Re: connect() with AF_INET6 freezes on some Debian/unstable machine
On Wed, Apr 08, 2015 at 10:02:23AM +0200, Vincent Lefevre wrote:
> On 2015-04-08 09:57:28 +0300, Reco wrote:
> > On Wed, Apr 08, 2015 at 01:35:44AM +0200, Vincent Lefevre wrote:
> > > On 2015-04-08 01:41:58 +0300, Reco wrote:
> > > > SLAAC is a good thing if the host that advertises RA is an actual
> > > > router. If it is not - you get exactly the behavior you got.
> > >
> > > Thanks for the information. Do you mean that random machines on
> > > the network can send fake advertising?
> > Yes. And by default - every host in a local network segment and their
> > dog will accept this RA. Worse - there can be more than one RA
> > advertiser on a network segment (and it leads to *very* funny results).
> > > If SLAAC can be a bad thing on arbitrary networks, why is it enabled
> > > by default? (IMHO, the default should be the safest.)
> > Treat SLAAC as DHCP. It's considered pretty normal to run DHCP client in
> > a foreign network and trust whatever information DHCP server sends the
> > client.
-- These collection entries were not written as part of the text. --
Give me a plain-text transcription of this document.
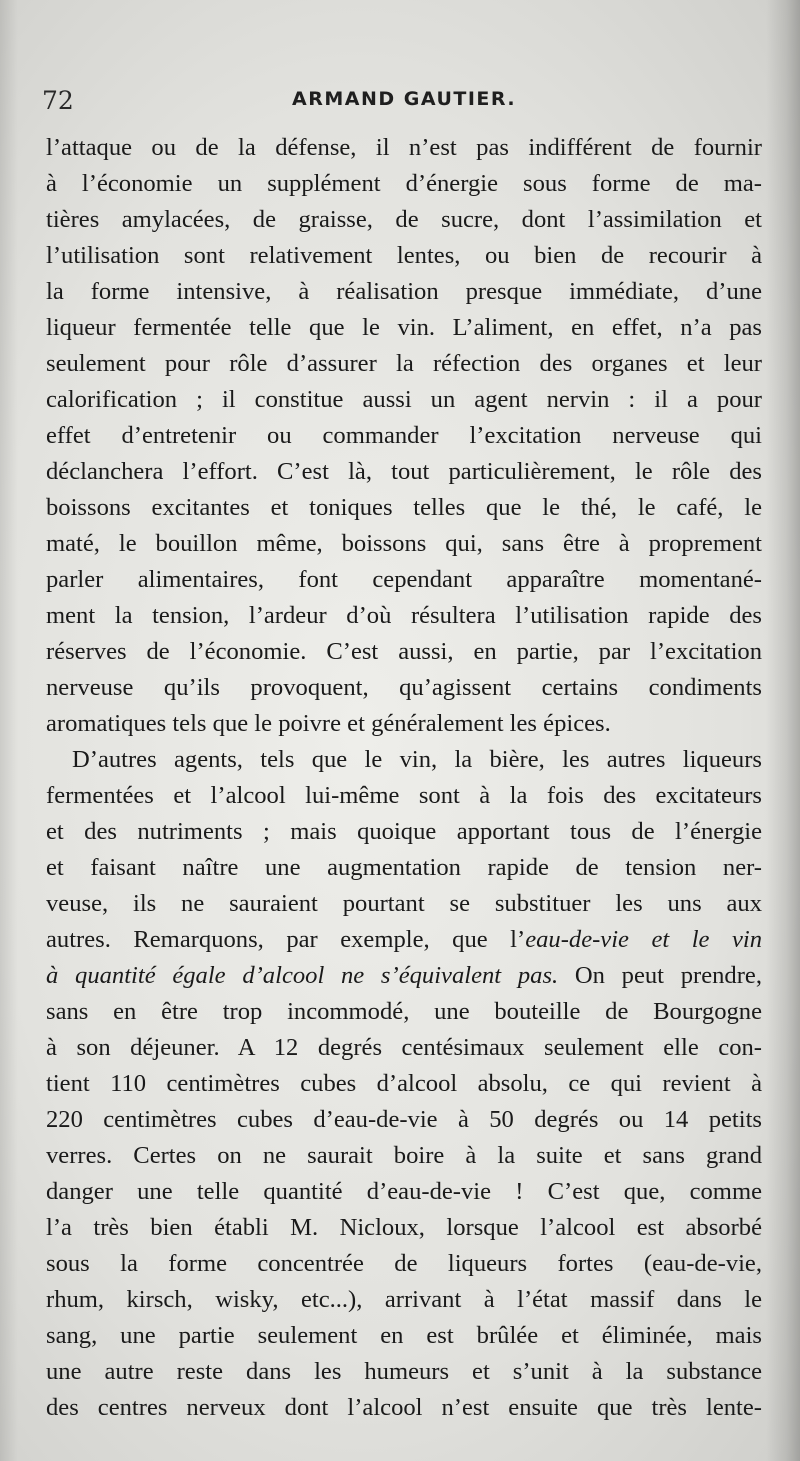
72	ARMAND GAUTIER.
l’attaque ou de la défense, il n’est pas indifférent de fournir
à l’économie un supplément d’énergie sous forme de ma-
tières amylacées, de graisse, de sucre, dont l’assimilation et
l’utilisation sont relativement lentes, ou bien de recourir à
la forme intensive, à réalisation presque immédiate, d’une
liqueur fermentée telle que le vin. L’aliment, en effet, n’a pas
seulement pour rôle d’assurer la réfection des organes et leur
calorification ; il constitue aussi un agent nervin : il a pour
effet d’entretenir ou commander l’excitation nerveuse qui
déclanchera l’effort. C’est là, tout particulièrement, le rôle des
boissons excitantes et toniques telles que le thé, le café, le
maté, le bouillon même, boissons qui, sans être à proprement
parler alimentaires, font cependant apparaître momentané-
ment la tension, l’ardeur d’où résultera l’utilisation rapide des
réserves de l’économie. C’est aussi, en partie, par l’excitation
nerveuse qu’ils provoquent, qu’agissent certains condiments
aromatiques tels que le poivre et généralement les épices.
D’autres agents, tels que le vin, la bière, les autres liqueurs
fermentées et l’alcool lui-même sont à la fois des excitateurs
et des nutriments ; mais quoique apportant tous de l’énergie
et faisant naître une augmentation rapide de tension ner-
veuse, ils ne sauraient pourtant se substituer les uns aux
autres. Remarquons, par exemple, que l’eau-de-vie et le vin
à quantité égale d’alcool ne s’équivalent pas. On peut prendre,
sans en être trop incommodé, une bouteille de Bourgogne
à son déjeuner. A 12 degrés centésimaux seulement elle con-
tient 110 centimètres cubes d’alcool absolu, ce qui revient à
220 centimètres cubes d’eau-de-vie à 50 degrés ou 14 petits
verres. Certes on ne saurait boire à la suite et sans grand
danger une telle quantité d’eau-de-vie ! C’est que, comme
l’a très bien établi M. Nicloux, lorsque l’alcool est absorbé
sous la forme concentrée de liqueurs fortes (eau-de-vie,
rhum, kirsch, wisky, etc...), arrivant à l’état massif dans le
sang, une partie seulement en est brûlée et éliminée, mais
une autre reste dans les humeurs et s’unit à la substance
des centres nerveux dont l’alcool n’est ensuite que très lente-
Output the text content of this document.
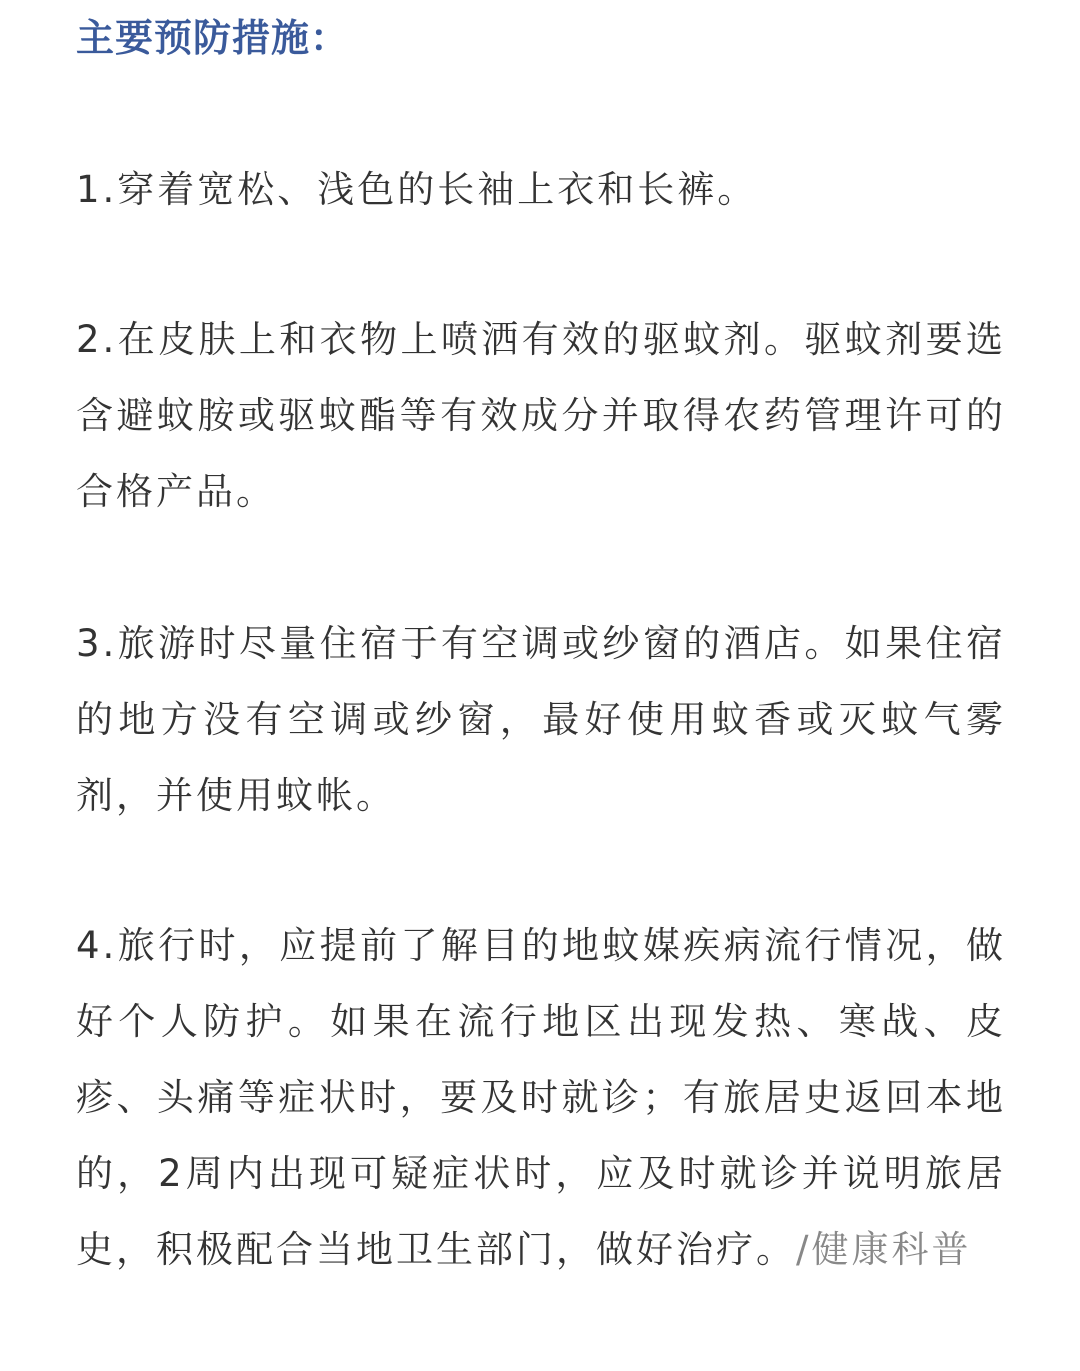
主要预防措施：

1.穿着宽松、浅色的长袖上衣和长裤。

2.在皮肤上和衣物上喷洒有效的驱蚊剂。驱蚊剂要选含避蚊胺或驱蚊酯等有效成分并取得农药管理许可的合格产品。

3.旅游时尽量住宿于有空调或纱窗的酒店。如果住宿的地方没有空调或纱窗，最好使用蚊香或灭蚊气雾剂，并使用蚊帐。

4.旅行时，应提前了解目的地蚊媒疾病流行情况，做好个人防护。如果在流行地区出现发热、寒战、皮疹、头痛等症状时，要及时就诊；有旅居史返回本地的，2周内出现可疑症状时，应及时就诊并说明旅居史，积极配合当地卫生部门，做好治疗。/健康科普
Heck, some clients are going that far as setting own hostname
> > the way DHCP server told them.
> > The only difference being that DHCP requires userspace client
> > and SLAAC does not (in Linux).
> OK, so if I understand correctly, the problem I see with SLAAC is
> similar to what I would get for IPv4 too with a rogue DHCP server.
> > > > The correct way to deal with this then is to disable accepting RAs on
> > > > your host:
> > > >
> > > > echo 1 > /proc/sys/net/ipv6/conf/all/accept_ra
> > >
> > > I did *not* do that yet, but I can see:
> > >
> > > ypig:~> cat /proc/sys/net/ipv6/conf/all/accept_ra
> > > 1
> > >
> > > i.e. it is already 1 (ditto for /proc/sys/net/ipv6/conf/eth0/accept_ra).
> > > Or do you mean 0?
> > My bad. Zero to disable, one to enable.
> OK. I suppose that I should use /etc/sysctl.conf to make this setting
net.ipv6.conf.all.accept_ra = 0
> > > But on the other machine that doesn't have this "scope global",
> > > /proc/sys/net/ipv6/conf/*/accept_ra is also 1, so that I'm confused.
> > If it's on the same network - check whenever you have ip6tables
> > configured on that host. If it's a different network - it's no wonder.
> Yes, they are behind different routers (same place, but different
> networks). For the other network, the machines are not administrated
> by their end users, so that I suppose that it cannot have these
Oh, then it solves this. By design NDC is limited to one network
segment. Unless you're allowing to pass L2 traffic from one network to
another - you should not have this problem.